Miami, Charlotte and Dallas have alternated between modest price gains and losses from year to year with each passing month, but other cities, including San Francisco and Boston, have revealed persistent monthly declines since last spring.
In February, only Atlanta, Charlotte, Chicago, Dallas, Miami, Portland and Seattle revealed a trend of improving prices ranging from 1.3 percent increase in Dallas to 10.6 percent in Seattle.
The greatest decline was a 7.8 percent slip in Detroit. The smallest decline was 0.4 percent in Los Angeles.
NAR blamed "unusually bad winter weather" for putting the freeze on home shoppers, and said slower sales also "may have been dampened further by a decrease in subprime lending volume".

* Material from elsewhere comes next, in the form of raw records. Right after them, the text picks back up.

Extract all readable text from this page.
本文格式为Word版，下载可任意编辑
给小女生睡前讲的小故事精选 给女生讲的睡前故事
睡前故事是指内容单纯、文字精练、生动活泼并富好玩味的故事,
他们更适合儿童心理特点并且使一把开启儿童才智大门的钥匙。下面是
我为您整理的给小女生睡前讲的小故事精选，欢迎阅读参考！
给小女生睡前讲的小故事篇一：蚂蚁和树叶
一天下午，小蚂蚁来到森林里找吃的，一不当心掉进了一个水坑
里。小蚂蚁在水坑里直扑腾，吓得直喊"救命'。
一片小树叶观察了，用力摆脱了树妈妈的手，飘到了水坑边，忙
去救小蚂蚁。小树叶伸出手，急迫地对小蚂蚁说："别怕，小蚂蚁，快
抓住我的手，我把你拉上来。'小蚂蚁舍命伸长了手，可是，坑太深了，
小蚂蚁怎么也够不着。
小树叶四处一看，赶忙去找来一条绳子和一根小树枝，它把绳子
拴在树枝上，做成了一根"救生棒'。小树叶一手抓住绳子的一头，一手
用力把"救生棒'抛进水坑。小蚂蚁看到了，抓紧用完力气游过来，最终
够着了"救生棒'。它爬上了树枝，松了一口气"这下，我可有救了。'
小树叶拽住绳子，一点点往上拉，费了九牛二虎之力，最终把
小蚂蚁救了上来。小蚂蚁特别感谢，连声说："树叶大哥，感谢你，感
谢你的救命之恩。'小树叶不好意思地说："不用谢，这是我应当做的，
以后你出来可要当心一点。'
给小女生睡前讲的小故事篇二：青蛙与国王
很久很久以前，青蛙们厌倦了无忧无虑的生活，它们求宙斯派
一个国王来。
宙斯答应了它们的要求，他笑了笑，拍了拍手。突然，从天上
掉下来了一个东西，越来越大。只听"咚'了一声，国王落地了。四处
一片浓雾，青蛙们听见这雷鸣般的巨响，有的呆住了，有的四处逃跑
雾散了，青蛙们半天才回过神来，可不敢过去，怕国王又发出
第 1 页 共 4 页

Based on the supply and sales pace the national market in March was stuffed with a 7.3-month supply of homes for sale, up from a 6.8-month supply in February, NAR reported.
In its breakout, NAR reported single-family home sales fell most over the year, down 9.5 percent annually, compared to condo sales which dipped only 6.7 percent. But as the median single-family home price dropped 0.9 percent, the median condo price rose 3.2 percent nationwide.
Regionally, the largest existing home sales drop was in the Midwest where they fell 10.9 percent, followed by the West, 9.1 percent; the Northeast, 8.2 percent and the South, down 6.2 percent.
The NAR remains bullish on 2007.
"It's too early to measure a significant impact from tighter lending standards, which should moderately dampen activity, but we're still looking for existing-home sales to gradually improve during the last half of 2007," said David Lereah, NAR's chief economist.